In a series of Weibo posts that had tens of millions of likes, and in an interview with China’s NetEase Entertainment on Sunday, Du Meizhu accused Wu of luring her and others for sex under the pretense of job opportunities, with late evening auditions and fan meetings. She said she met Wu when she was 17 at one such “audition,” where she alleged she was dragged into games, drinking, prevented from leaving, and had her phone taken away. She said she woke up in Wu’s bed after passing out, but was afraid to leave. He made promises to take care of her and bring her to see his mother for New Year’s, Du said, but the relationship did not last and she never met anyone from his inner circle.
“I hate him, I hate it so much … and I hate myself even more. So much that I want to commit suicide,” Du said in the interview, where she alleged there were more than half a dozen others like her, including minors. She said she did not want to see more victims hurt and plans to launch legal proceedings, adding she was no longer scared.
Wu issued a statement on Weibo on Monday with a strongly worded denial of the allegations detailed in Du’s weekend interview, adding he only met her once at a gathering of friends in December 2020. His studio issued two follow-up statements on Weibo calling Du’s posts “fake” and the details fabricated, adding they had begun taking legal action against “defamatory” accusations.

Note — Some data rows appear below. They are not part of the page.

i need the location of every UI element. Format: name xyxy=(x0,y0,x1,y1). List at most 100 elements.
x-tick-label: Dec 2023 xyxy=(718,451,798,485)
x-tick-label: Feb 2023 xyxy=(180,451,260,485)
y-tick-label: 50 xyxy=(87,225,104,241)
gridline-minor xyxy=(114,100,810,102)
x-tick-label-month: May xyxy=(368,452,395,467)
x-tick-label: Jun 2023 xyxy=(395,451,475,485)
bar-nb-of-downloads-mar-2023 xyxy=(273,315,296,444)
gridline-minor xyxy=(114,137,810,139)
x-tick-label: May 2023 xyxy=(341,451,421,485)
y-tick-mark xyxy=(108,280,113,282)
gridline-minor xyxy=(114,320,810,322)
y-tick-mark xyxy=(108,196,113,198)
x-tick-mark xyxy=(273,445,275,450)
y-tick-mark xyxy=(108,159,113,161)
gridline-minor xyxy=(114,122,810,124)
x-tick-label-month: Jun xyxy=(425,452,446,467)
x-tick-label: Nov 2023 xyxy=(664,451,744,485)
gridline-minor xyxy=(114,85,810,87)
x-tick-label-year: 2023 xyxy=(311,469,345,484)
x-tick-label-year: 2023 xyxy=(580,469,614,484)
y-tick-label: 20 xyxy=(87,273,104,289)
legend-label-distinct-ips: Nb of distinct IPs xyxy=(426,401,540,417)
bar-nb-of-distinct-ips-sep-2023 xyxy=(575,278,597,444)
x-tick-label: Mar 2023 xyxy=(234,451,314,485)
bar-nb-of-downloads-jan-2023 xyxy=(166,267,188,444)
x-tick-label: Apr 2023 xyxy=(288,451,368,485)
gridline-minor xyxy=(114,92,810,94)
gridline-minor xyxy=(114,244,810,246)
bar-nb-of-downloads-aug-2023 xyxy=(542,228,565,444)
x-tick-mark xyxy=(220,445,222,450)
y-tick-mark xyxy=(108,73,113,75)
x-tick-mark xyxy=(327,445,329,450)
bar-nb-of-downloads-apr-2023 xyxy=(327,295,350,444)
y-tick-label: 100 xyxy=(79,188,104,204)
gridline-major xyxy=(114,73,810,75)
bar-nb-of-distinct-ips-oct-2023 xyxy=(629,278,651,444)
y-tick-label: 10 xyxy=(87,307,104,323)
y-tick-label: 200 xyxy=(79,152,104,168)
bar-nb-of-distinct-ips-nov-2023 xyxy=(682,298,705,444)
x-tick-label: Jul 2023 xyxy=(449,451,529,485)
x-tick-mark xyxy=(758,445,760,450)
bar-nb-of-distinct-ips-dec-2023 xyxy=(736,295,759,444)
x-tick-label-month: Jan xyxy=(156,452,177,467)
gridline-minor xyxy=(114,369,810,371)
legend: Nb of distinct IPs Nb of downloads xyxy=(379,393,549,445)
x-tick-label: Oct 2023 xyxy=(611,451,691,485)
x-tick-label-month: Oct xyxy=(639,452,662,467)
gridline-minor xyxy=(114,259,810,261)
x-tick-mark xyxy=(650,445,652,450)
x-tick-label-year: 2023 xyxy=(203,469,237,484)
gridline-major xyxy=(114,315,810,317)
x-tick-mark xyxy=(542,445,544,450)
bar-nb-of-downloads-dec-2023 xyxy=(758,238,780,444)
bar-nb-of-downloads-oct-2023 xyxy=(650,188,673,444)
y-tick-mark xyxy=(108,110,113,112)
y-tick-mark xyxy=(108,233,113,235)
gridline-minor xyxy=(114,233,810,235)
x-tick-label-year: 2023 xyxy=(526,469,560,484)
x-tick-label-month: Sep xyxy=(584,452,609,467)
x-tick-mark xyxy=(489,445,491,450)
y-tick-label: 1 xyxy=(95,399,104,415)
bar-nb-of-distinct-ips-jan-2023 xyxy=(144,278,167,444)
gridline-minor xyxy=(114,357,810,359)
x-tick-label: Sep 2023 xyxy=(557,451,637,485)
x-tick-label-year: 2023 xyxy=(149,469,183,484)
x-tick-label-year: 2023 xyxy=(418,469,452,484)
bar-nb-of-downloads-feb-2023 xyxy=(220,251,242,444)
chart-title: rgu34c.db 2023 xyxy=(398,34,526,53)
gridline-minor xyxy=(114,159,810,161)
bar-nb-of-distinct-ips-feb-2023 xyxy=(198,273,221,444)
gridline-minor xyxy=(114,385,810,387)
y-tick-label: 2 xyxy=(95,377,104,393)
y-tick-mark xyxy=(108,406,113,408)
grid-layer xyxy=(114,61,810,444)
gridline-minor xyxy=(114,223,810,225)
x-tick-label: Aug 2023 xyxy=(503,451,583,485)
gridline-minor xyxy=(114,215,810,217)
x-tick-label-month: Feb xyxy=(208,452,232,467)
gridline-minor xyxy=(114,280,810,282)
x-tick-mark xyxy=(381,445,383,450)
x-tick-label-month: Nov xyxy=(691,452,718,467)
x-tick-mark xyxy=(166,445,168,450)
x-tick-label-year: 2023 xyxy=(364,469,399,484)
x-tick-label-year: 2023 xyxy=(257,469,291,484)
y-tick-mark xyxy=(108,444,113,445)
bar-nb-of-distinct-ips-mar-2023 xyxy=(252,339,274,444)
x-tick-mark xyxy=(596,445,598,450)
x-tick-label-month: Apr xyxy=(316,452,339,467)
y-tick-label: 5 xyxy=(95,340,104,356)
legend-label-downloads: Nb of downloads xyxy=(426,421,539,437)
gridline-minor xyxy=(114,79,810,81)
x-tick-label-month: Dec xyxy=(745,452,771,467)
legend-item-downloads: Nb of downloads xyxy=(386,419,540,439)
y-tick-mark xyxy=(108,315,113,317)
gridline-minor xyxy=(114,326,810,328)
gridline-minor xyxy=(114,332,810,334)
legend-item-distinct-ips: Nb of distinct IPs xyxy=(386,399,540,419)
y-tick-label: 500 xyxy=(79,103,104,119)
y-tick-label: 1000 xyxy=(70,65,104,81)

By Monday, a number of prominent Chinese companies announced they had terminated their relationship with Wu, including Tencent Video, Shanghai cosmetics brand Kans, and detergent manufacturer Liby. Other brands like Kiehl’s took down posts about him on Weibo. Wu is also an ambassador for international luxury goods including Louis Vuitton and Bulgari. The LVMH Group did not respond to queries on the status of Wu’s relationship with their brands at the time of publication.
Wu, who grew up in Vancouver, rose to stardom nearly a decade ago as a former member of the enormously popular South Korean-Chinese boy band EXO, which ranked among the most influential celebrities on Forbes Korea Power Celebrity list for years. He starred in XxX: Return of Xander Cage with Vin Diesel and has appeared in several NBA Celebrity All-Star Games including for Team Canada in 2016 and alongside Justin Bieber in 2018.